Essentially, the Plaintiff went into K & A Market (which I’m pretty sure is the corner store you see when you come downtown on West Clifton and continue straight onto Vine), tripped on a “rise at the edge of a handicap
ramp” and fell. As soon as she went in, she became fixated on a “snack rack” (I love the word choice by the Court of Appeals) and turned towards it without paying enough attention to see the rise at the edge of the handicap ramp. The opinion states: “Ms. Lattimore says she was ‘barely in the front door’ when she became so distracted by a bright display of potato chips and other snacks that she was oblivious to the rise on the floor.” She must have been hungry.

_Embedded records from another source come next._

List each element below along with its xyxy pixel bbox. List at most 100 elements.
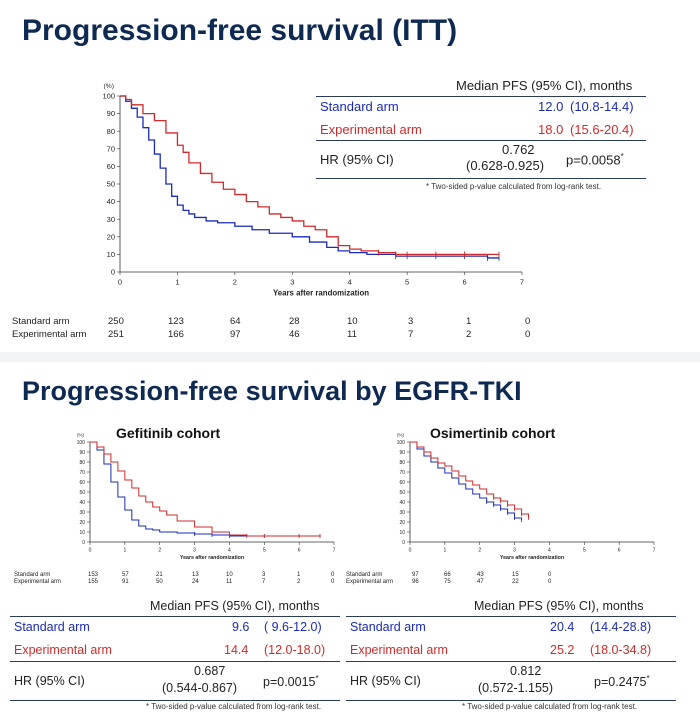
gef-x-tick-label: 7 <box>333 548 336 554</box>
osi-median-table: Median PFS (95% CI), months Standard arm… <box>346 594 676 706</box>
osi-at-risk-experimental-0: 96 <box>412 579 419 585</box>
gef-x-tick-label: 3 <box>193 548 196 554</box>
gef-at-risk-experimental-7: 0 <box>331 579 335 585</box>
itt-panel: Progression-free survival (ITT) 0 10 20 30 4… <box>0 0 700 352</box>
osi-at-risk-table: Standard arm 97 66 43 15 0 Experimental … <box>0 572 700 590</box>
osi-x-axis-label: Years after randomization <box>500 555 564 561</box>
itt-at-risk-standard-3: 28 <box>289 316 300 327</box>
gef-at-risk-standard-1: 57 <box>122 572 129 578</box>
osi-at-risk-standard-1: 66 <box>444 572 451 578</box>
gef-y-tick-label: 0 <box>82 540 85 546</box>
gef-y-tick-label: 100 <box>77 440 86 446</box>
itt-at-risk-experimental-0: 251 <box>108 329 124 340</box>
gef-y-tick-label: 20 <box>79 520 85 526</box>
itt-at-risk-standard-6: 1 <box>466 316 472 327</box>
gef-y-tick-label: 50 <box>79 490 85 496</box>
osi-standard-ci: (14.4-28.8) <box>590 620 652 634</box>
itt-at-risk-experimental-6: 2 <box>466 329 472 340</box>
itt-at-risk-standard-0: 250 <box>108 316 124 327</box>
itt-at-risk-standard-7: 0 <box>525 316 531 327</box>
gef-x-tick-label: 4 <box>228 548 231 554</box>
osi-hr-value: 0.812 <box>510 664 542 678</box>
gef-y-tick-label: 90 <box>79 450 85 456</box>
osi-standard-label: Standard arm <box>350 620 426 634</box>
gef-y-tick-label: 60 <box>79 480 85 486</box>
gef-at-risk-standard-0: 153 <box>88 572 99 578</box>
itt-y-tick-label: 30 <box>107 215 115 224</box>
osi-hr-ci: (0.572-1.155) <box>478 681 554 695</box>
gef-hr-ci: (0.544-0.867) <box>162 681 238 695</box>
gef-at-risk-experimental-0: 155 <box>88 579 99 585</box>
itt-x-tick-label: 1 <box>175 277 179 286</box>
itt-y-tick-label: 0 <box>111 268 115 277</box>
gef-footnote: * Two-sided p-value calculated from log-… <box>146 702 322 711</box>
itt-standard-ci: (10.8-14.4) <box>570 99 634 114</box>
gef-table-header: Median PFS (95% CI), months <box>150 599 320 613</box>
gef-standard-ci: ( 9.6-12.0) <box>264 620 322 634</box>
itt-km-chart: 0 10 20 30 40 50 60 70 80 90 100 0 1 2 3 4 5 6 7 (%) Years a… <box>102 83 524 298</box>
osi-x-tick-label: 0 <box>409 548 412 554</box>
osi-x-tick-label: 1 <box>443 548 446 554</box>
itt-at-risk-standard-1: 123 <box>168 316 184 327</box>
gef-at-risk-standard-3: 13 <box>192 572 199 578</box>
gef-hr-label: HR (95% CI) <box>14 674 85 688</box>
osi-y-tick-label: 70 <box>399 470 405 476</box>
gef-at-risk-experimental-4: 11 <box>226 579 233 585</box>
itt-y-tick-label: 80 <box>107 127 115 136</box>
itt-at-risk-experimental-2: 97 <box>230 329 241 340</box>
gef-cohort-title: Gefitinib cohort <box>116 425 221 441</box>
egfr-panel: Progression-free survival by EGFR-TKI 0 1… <box>0 362 700 720</box>
gef-y-axis-label: (%) <box>77 433 84 438</box>
itt-experimental-label: Experimental arm <box>320 122 422 137</box>
itt-at-risk-experimental-7: 0 <box>525 329 531 340</box>
osi-experimental-arm-curve <box>410 441 530 518</box>
itt-at-risk-standard-5: 3 <box>408 316 414 327</box>
gef-at-risk-standard-2: 21 <box>156 572 163 578</box>
gef-hr-value: 0.687 <box>194 664 226 678</box>
gef-at-risk-experimental-1: 91 <box>122 579 129 585</box>
egfr-title: Progression-free survival by EGFR-TKI <box>22 376 522 406</box>
itt-standard-arm-curve <box>120 95 500 259</box>
itt-x-tick-label: 7 <box>520 277 524 286</box>
itt-y-tick-label: 20 <box>107 232 115 241</box>
osi-y-tick-label: 0 <box>402 540 405 546</box>
itt-standard-median: 12.0 <box>538 99 564 114</box>
osi-p-value: p=0.2475* <box>594 674 650 690</box>
osi-x-tick-label: 2 <box>478 548 481 554</box>
osi-x-tick-label: 6 <box>618 548 621 554</box>
gef-x-axis-label: Years after randomization <box>180 555 244 561</box>
itt-footnote: * Two-sided p-value calculated from log-… <box>426 182 602 191</box>
gef-at-risk-standard-5: 3 <box>262 572 266 578</box>
gef-at-risk-experimental-2: 50 <box>156 579 163 585</box>
itt-y-tick-label: 10 <box>107 250 115 259</box>
osi-standard-median: 20.4 <box>550 620 575 634</box>
itt-experimental-median: 18.0 <box>538 122 564 137</box>
itt-y-tick-label: 60 <box>107 162 115 171</box>
osi-y-tick-label: 10 <box>399 530 405 536</box>
itt-at-risk-standard-2: 64 <box>230 316 241 327</box>
itt-x-tick-label: 4 <box>348 277 352 286</box>
gef-y-tick-label: 30 <box>79 510 85 516</box>
itt-y-tick-label: 50 <box>107 180 115 189</box>
itt-standard-label: Standard arm <box>320 99 399 114</box>
itt-at-risk-experimental-3: 46 <box>289 329 300 340</box>
gef-at-risk-standard-4: 10 <box>226 572 233 578</box>
osi-at-risk-standard-2: 43 <box>477 572 484 578</box>
gef-x-tick-label: 5 <box>263 548 266 554</box>
gef-standard-arm-curve <box>90 441 321 537</box>
gef-at-risk-table: Standard arm 153 57 21 13 10 3 1 0 Exper… <box>0 572 345 590</box>
gef-experimental-ci: (12.0-18.0) <box>264 643 326 657</box>
osi-x-tick-label: 5 <box>583 548 586 554</box>
osi-y-tick-label: 20 <box>399 520 405 526</box>
itt-at-risk-experimental-5: 7 <box>408 329 414 340</box>
itt-y-tick-label: 100 <box>102 92 115 101</box>
gef-at-risk-standard-label: Standard arm <box>14 572 51 578</box>
osi-at-risk-experimental-3: 22 <box>512 579 519 585</box>
osi-cohort-title: Osimertinib cohort <box>430 425 556 441</box>
itt-y-tick-label: 90 <box>107 109 115 118</box>
itt-at-risk-experimental-1: 166 <box>168 329 184 340</box>
osi-at-risk-experimental-4: 0 <box>548 579 552 585</box>
itt-at-risk-table: Standard arm 250 123 64 28 10 3 1 0 Expe… <box>0 316 600 344</box>
itt-p-value: p=0.0058* <box>566 152 624 168</box>
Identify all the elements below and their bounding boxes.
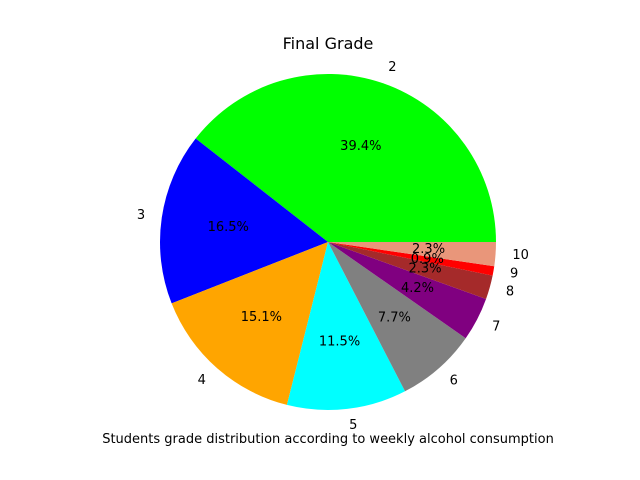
pie-slice-8 [328,242,493,299]
category-label-5: 5 [349,418,357,433]
pie-slice-5 [286,242,406,411]
pie-slice-3 [160,138,328,304]
category-label-6: 6 [450,374,458,389]
category-label-10: 10 [512,248,529,263]
category-label-3: 3 [137,208,145,223]
x-axis-label: Students grade distribution according to… [102,432,554,447]
percent-label-10: 2.3% [412,242,445,257]
pie-slice-9 [328,242,495,276]
category-label-7: 7 [492,320,500,335]
category-labels: 2 3 4 5 6 7 8 9 10 [137,60,529,433]
percent-label-7: 4.2% [401,281,434,296]
category-label-8: 8 [506,284,514,299]
category-label-9: 9 [510,266,518,281]
percent-label-8: 2.3% [409,262,442,277]
pie-slice-10 [328,242,496,267]
percent-label-5: 11.5% [319,335,360,350]
pie-slice-7 [328,242,487,339]
pie-slices [160,74,496,411]
pie-slice-2 [195,74,496,242]
percent-labels: 39.4% 16.5% 15.1% 11.5% 7.7% 4.2% 2.3%0.9%2.3% [208,139,445,349]
percent-label-9: 0.9% [411,252,444,267]
percent-label-4: 15.1% [241,310,282,325]
percent-label-3: 16.5% [208,220,249,235]
chart-title: Final Grade [283,34,374,53]
category-label-2: 2 [388,60,396,75]
pie-slice-6 [328,242,466,392]
pie-slice-4 [171,242,328,405]
percent-label-6: 7.7% [378,310,411,325]
percent-label-2: 39.4% [340,139,381,154]
category-label-4: 4 [198,373,206,388]
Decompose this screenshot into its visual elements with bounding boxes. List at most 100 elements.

This picture was worth a thousand words, and more than a
thousand dollars too, seeing as how it helped K&A Market get
summary judgment in a “slip-and-fall” case.

The Court of Appeals ruled that the rise at the edge of the handicap ramp was an “open and obvious” risk. In Ohio, the “open and obvious doctrine” is very strong, and summary judgment is often granted to the defendant in slip-and-fall cases for that reason. The First District’s decision was straightforward and not at all unexpected. What was unique was the use of a color picture in the opinion. The opinion states “This is a
case where a picture is truly worth
a thousand words,” and then includes a color picture showing the handicap ramp. This makes sense and is highly effective. I have never seen a Court of Appeals do this before. The First District has proven to be a very modern Court of Appeals, even citing to wikipedia in the case of Definite Solutions Company vs. Sliper, et al.

The Lattimore case may be cited for years to come, especially in Hamilton County. However, the way in which it is cited will be interesting to see. Future defendants seeking summary judgment may include a copy of the picture in their motions for summary judgment, perhaps alongside a picture of the establishment at issue in that case. Presumably the picture can be cited by the number of the paragraph in which it appears?

Judge DeWine wrote the opinion, with Judge Mock and Judge Cunningham concurring.